第3話

 親は何処にでも居る普通の会社員で、貧乏ではないが然程裕福でも無く、心根は優しく只々良い人だった。

 だが親戚はクソだった。

 夫婦揃ってどうしようもないクズだった。

 田舎の良くある長男教の申し子みたいな、自分さえ良ければいい、何処までも自己中で我を通す事しか考えていない、よく思い返せば会話もまともに成立してたか怪しいくらいだ。


 母は長女で面倒見がよく、其々が家庭を持ってもよく行き来していたと思う。

 正直親戚なんて居なければ良かったとさえ思うが、当時は好かれようと幼いなりに気を遣っていたんだと思う。


 ソレがいつ始まったか定かでは無いが、小学校に上がって暫くしたら無くなったように思うが…叔父である廣樹小太郎の性器を触らせられていた。

 誰にも言わずに二人だけの秘密だよ、とか色々言い含められて居た気がするが、当時は悪い事をしている?させられているとは思わなかった。

 ただ漠然と誰にも言ってはいけないんだと、ソレが無くなったのも自分が何かしてしまったんだと、自分が悪いんだとさえ思っていた。


 成人して彼女も出来、性行為も人並みに楽しんでいたとは思う…が、時々…どうしても思い出してしまう時があって、何であんな事してたんだろうとモヤモヤとするものがあった。

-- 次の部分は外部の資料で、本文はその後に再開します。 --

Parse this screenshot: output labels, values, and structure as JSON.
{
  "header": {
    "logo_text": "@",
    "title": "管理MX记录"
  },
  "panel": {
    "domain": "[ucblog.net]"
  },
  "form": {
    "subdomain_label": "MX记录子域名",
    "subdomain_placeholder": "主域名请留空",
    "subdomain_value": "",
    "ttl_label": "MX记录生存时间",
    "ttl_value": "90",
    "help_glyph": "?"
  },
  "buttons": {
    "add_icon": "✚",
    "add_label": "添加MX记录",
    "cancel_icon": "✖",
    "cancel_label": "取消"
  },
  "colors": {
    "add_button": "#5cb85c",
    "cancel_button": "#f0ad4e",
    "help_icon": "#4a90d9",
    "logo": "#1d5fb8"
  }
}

 六年も付き合えば結婚の話も出たが、ソレを話す事も考えたが、「二人だけの秘密だよ」の呪縛に囚われたまま別れた、まぁ他にも有った訳だが…。


 司法もクソだと思うのは時効がある事。

 親には知られたくなかったし、性的虐待が話題に登る度に嫌な思いをし、無関係を装う事すら苦痛に感じていたが、ふと何気に時効を調べて見たらとっくに過ぎていた。

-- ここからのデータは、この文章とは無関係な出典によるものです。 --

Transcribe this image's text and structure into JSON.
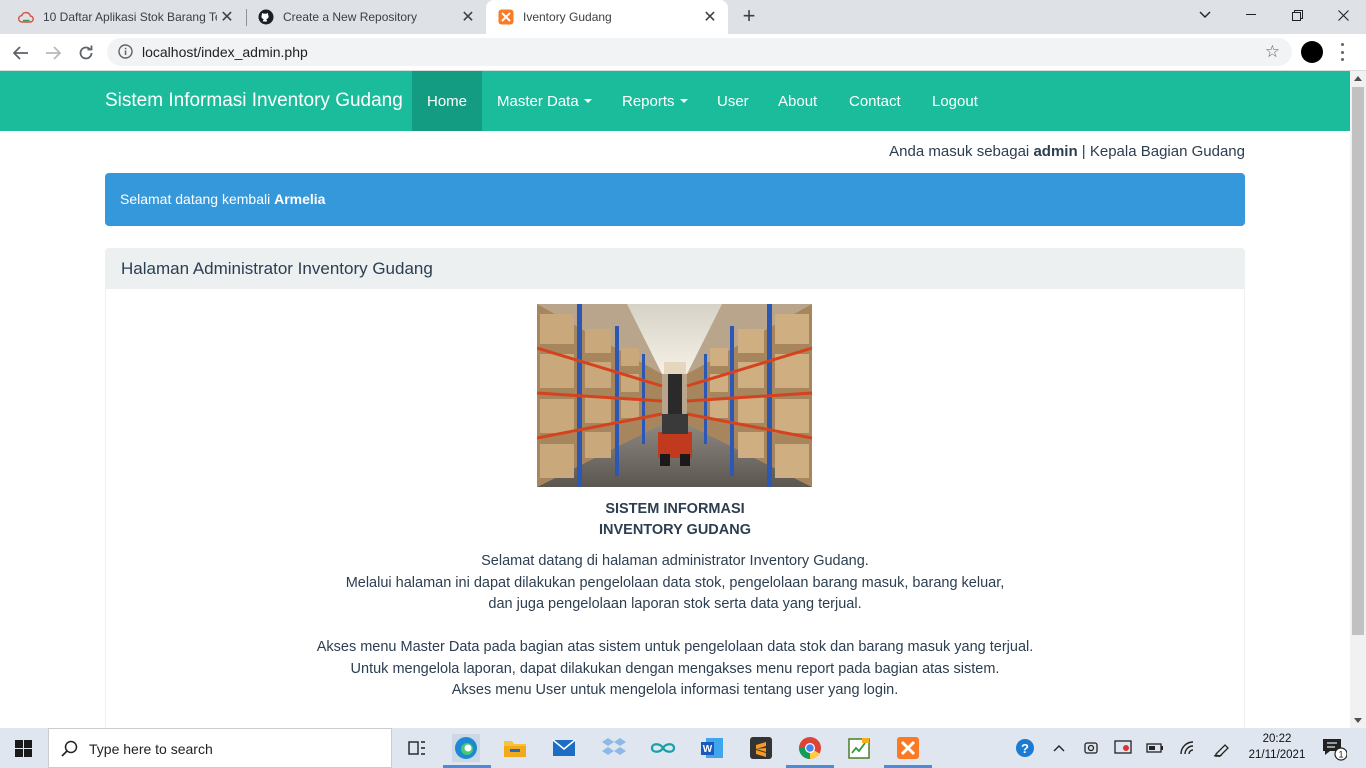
{
  "browser": {
    "tabs": [
      {
        "title": "10 Daftar Aplikasi Stok Barang Te",
        "icon": "cloud-icon",
        "active": false
      },
      {
        "title": "Create a New Repository",
        "icon": "github-icon",
        "active": false
      },
      {
        "title": "Iventory Gudang",
        "icon": "xampp-icon",
        "active": true
      }
    ],
    "url": "localhost/index_admin.php"
  },
  "site": {
    "brand": "Sistem Informasi Inventory Gudang",
    "nav": {
      "home": "Home",
      "master_data": "Master Data",
      "reports": "Reports",
      "user": "User",
      "about": "About",
      "contact": "Contact",
      "logout": "Logout"
    },
    "accent_color": "#1abc9c",
    "login_prefix": "Anda masuk sebagai",
    "login_user": "admin",
    "login_role": "| Kepala Bagian Gudang",
    "alert_prefix": "Selamat datang kembali",
    "alert_name": "Armelia",
    "alert_color": "#3498db",
    "panel_title": "Halaman Administrator Inventory Gudang",
    "heading_line1": "SISTEM INFORMASI",
    "heading_line2": "INVENTORY GUDANG",
    "para1": [
      "Selamat datang di halaman administrator Inventory Gudang.",
      "Melalui halaman ini dapat dilakukan pengelolaan data stok, pengelolaan barang masuk, barang keluar,",
      "dan juga pengelolaan laporan stok serta data yang terjual."
    ],
    "para2": [
      "Akses menu Master Data pada bagian atas sistem untuk pengelolaan data stok dan barang masuk yang terjual.",
      "Untuk mengelola laporan, dapat dilakukan dengan mengakses menu report pada bagian atas sistem.",
      "Akses menu User untuk mengelola informasi tentang user yang login."
    ]
  },
  "taskbar": {
    "search_placeholder": "Type here to search",
    "time": "20:22",
    "date": "21/11/2021",
    "notification_count": "1"
  }
}
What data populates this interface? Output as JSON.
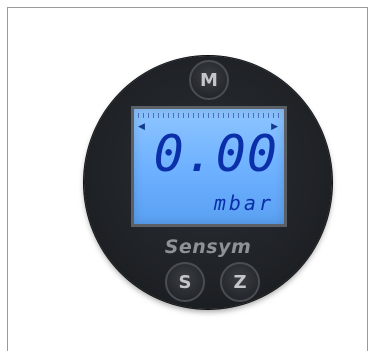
{
  "device": {
    "buttons": {
      "top": "M",
      "bottom_left": "S",
      "bottom_right": "Z"
    },
    "display": {
      "value": "0.00",
      "unit": "mbar"
    },
    "brand": "Sensym"
  }
}
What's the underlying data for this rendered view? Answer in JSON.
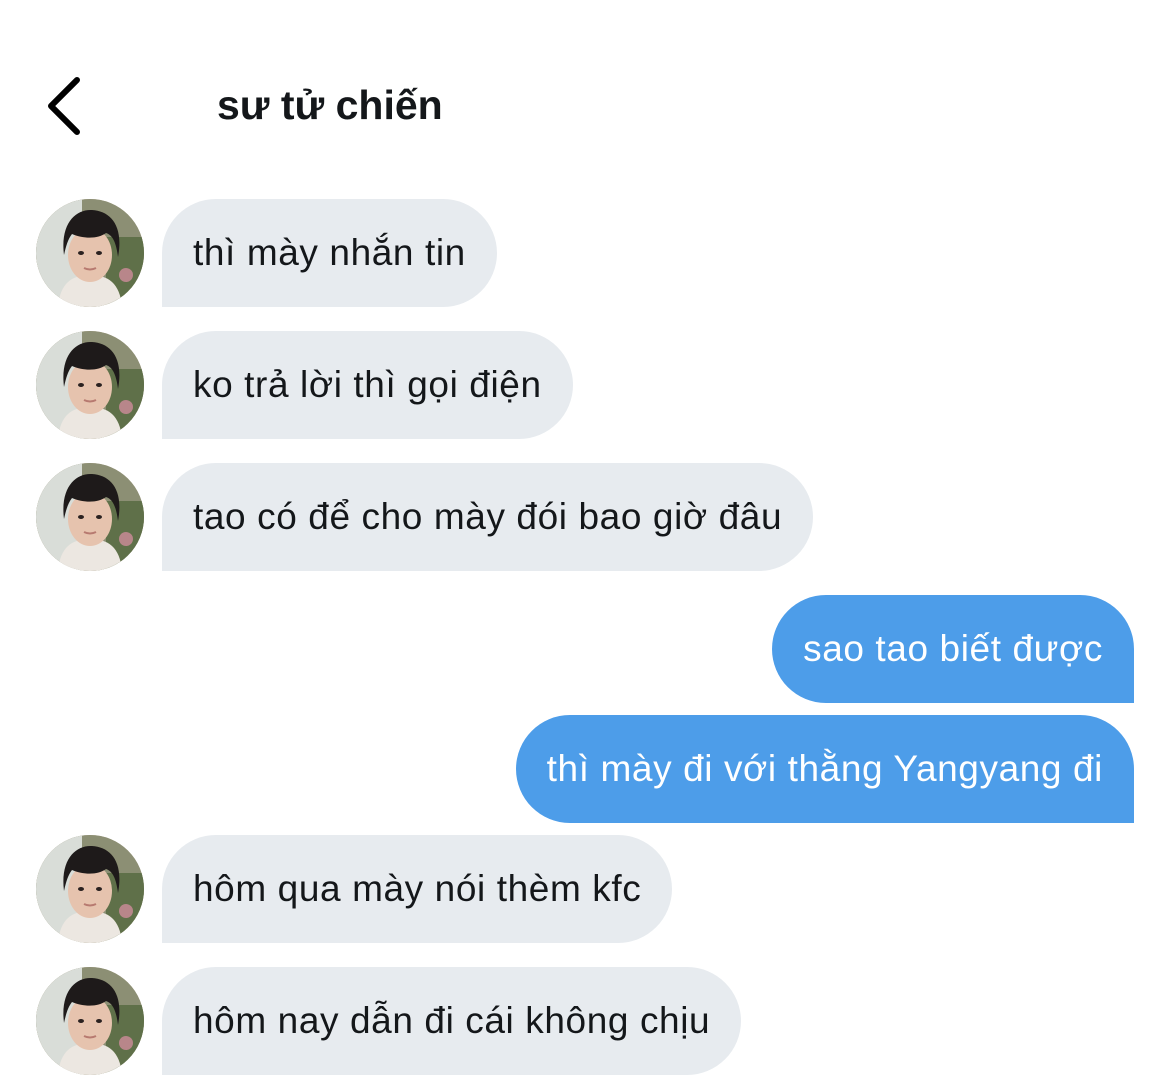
{
  "header": {
    "title": "sư tử chiến",
    "back_icon": "chevron-left-icon"
  },
  "colors": {
    "incoming_bubble": "#e7ebef",
    "outgoing_bubble": "#4d9de9",
    "outgoing_text": "#ffffff",
    "incoming_text": "#14171a"
  },
  "messages": [
    {
      "side": "incoming",
      "text": "thì mày nhắn tin"
    },
    {
      "side": "incoming",
      "text": "ko trả lời thì gọi điện"
    },
    {
      "side": "incoming",
      "text": "tao có để cho mày đói bao giờ đâu"
    },
    {
      "side": "outgoing",
      "text": "sao tao biết được"
    },
    {
      "side": "outgoing",
      "text": "thì mày đi với thằng Yangyang đi"
    },
    {
      "side": "incoming",
      "text": "hôm qua mày nói thèm kfc"
    },
    {
      "side": "incoming",
      "text": "hôm nay dẫn đi cái không chịu"
    }
  ]
}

 あ、なんだ…と気が抜けると共に何とも言えない絶望とやるせなさに落ち込んだ。

 直ぐに声を上げれない自分が…また自分が悪いって思わなきゃいけない理不尽さに心が哭いた。


 叔父の葬式の時ずっと「地獄に落ちろ」と心の中で唱えていたが、死んでからもこんなクズの為に自分を穢すのが辛くて、考えるのを止めた。


 だが自分の不幸はまだ終わらない。

 親が旅立ち、遺産の相続等整理をしていたら、叔父の家がウチ名義になっていた。

 調べたら、祖父が自分の長男である、叔父に家を建てて上げていたようだが、ずっと祖父が税金を支払っていた。長男の嫁である廣樹恵美子の事を祖父母も嫌っており、アイツに老後の世話を頼んだら即施設送りになるから、どうか自分達の面倒見てくれと母に土下座をしていた記憶がある。


 ちなみに叔父も叔母を嫌っていたようで、自分の子供に「ママと結婚したのは失敗だった」と話し離婚騒動になっていた模様。さっさと別れておけば良かったのに。

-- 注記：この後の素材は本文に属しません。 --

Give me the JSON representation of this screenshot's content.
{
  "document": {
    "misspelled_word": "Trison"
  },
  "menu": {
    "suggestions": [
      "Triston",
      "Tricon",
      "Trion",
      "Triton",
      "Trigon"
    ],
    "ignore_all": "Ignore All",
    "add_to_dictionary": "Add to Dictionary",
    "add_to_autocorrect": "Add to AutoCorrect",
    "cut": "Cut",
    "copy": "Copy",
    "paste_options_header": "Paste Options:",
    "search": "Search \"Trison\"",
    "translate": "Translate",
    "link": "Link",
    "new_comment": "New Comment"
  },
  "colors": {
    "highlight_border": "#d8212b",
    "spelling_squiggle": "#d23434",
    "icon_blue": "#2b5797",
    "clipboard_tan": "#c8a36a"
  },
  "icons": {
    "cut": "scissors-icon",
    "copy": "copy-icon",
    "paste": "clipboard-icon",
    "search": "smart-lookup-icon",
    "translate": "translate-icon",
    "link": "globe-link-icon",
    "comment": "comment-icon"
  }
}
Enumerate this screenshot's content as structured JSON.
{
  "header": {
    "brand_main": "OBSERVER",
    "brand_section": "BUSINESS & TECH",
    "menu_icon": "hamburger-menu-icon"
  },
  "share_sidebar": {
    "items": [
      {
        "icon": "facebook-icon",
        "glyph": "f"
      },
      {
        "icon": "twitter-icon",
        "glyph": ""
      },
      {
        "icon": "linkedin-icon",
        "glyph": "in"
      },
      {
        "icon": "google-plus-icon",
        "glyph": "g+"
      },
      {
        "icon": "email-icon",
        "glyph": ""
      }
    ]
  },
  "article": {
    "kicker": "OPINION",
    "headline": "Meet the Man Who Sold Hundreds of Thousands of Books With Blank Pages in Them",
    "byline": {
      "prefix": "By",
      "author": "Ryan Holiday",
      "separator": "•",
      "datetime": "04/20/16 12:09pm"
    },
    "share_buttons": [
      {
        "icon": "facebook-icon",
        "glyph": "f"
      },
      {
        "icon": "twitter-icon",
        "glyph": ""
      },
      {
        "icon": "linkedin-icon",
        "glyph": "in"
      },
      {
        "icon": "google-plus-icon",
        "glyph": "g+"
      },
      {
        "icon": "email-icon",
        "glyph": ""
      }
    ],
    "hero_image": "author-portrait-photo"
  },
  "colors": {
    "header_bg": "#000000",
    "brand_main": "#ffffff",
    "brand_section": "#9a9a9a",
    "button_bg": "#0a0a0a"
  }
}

 今になって思えば、家の税金なんかクソ女が死ぬ迄放っておいて、売りに出せば良かったと思う。

 追い出しても良かったんだが、あの時はさっさと名義変更して、縁を切らなきゃいけないと強迫観念に囚われていた様に思う。

 マジで日本人の振りした地球外生命体だったんじゃないか…なんて死んだ今は冷静に分析出来る訳で…。


 まぁ、甘くみてたね…想定外だらけだった。想定内だったのは、頭オカシイから、ボイスレコーダーは起動しとかないといけないなと思った事だけ。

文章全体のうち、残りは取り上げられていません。